Inside 3D Printing Shoes

If you’ve ever thought about 3D printing shoes, you’ll enjoy watching the video below about a Portland-based company that creates shoes on demand using an HP MJF 5200 3D printer. Granted, this isn’t a printer you likely have in your basement. The one-ton printer costs up to a half-million dollars but watching it do its thing is pretty interesting.


The printer doesn’t create the entire shoe, but just a spongy foam-like TPU footbed and heel. They run the printer overnight and get about a dozen pairs out at once. There’s quite a bit of clean-up to get the piece ready. Of course, there’s also the assembly of the rest of the shoe to take into account.



One of the advantages of this approach is apparently the lack of waste. We didn’t know, but apparently conventional shoes wind up in landfills. These shoes are made to recycle and the company offers a discount to those sending in old pairs.
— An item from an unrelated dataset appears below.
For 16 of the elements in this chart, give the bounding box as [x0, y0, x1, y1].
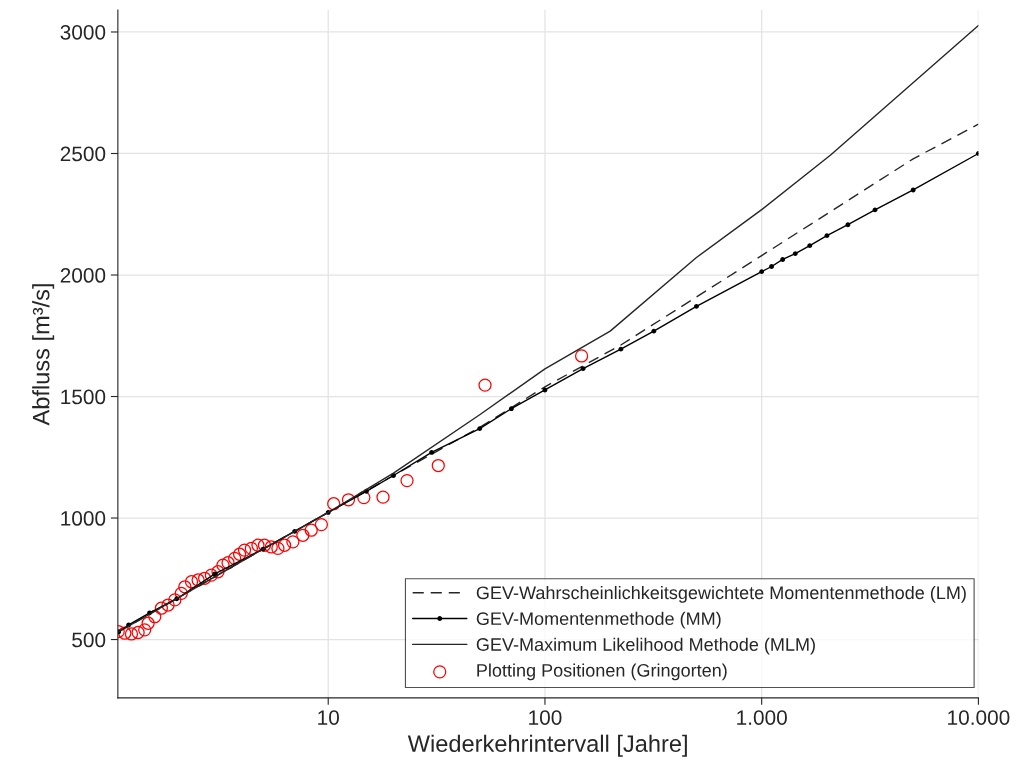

Of course, another advantage is the speed of producing new designs. However, we wonder about the economics of using a printer that costs at least $300,000 to produce a dozen pairs of shoes a night. The shoes aren’t cheap — we hear they run from $175 to $375 a pair, but they aren’t that expensive, either. Our bad business math shows that even if you could make 100% profit and have 0 ruined shoes, it would take decades to pay back on one of these printers. Considering real costs, profits, and other considerations pushes that number into hundreds of years. Still, maybe they lease the printer or time share it, we aren’t sure.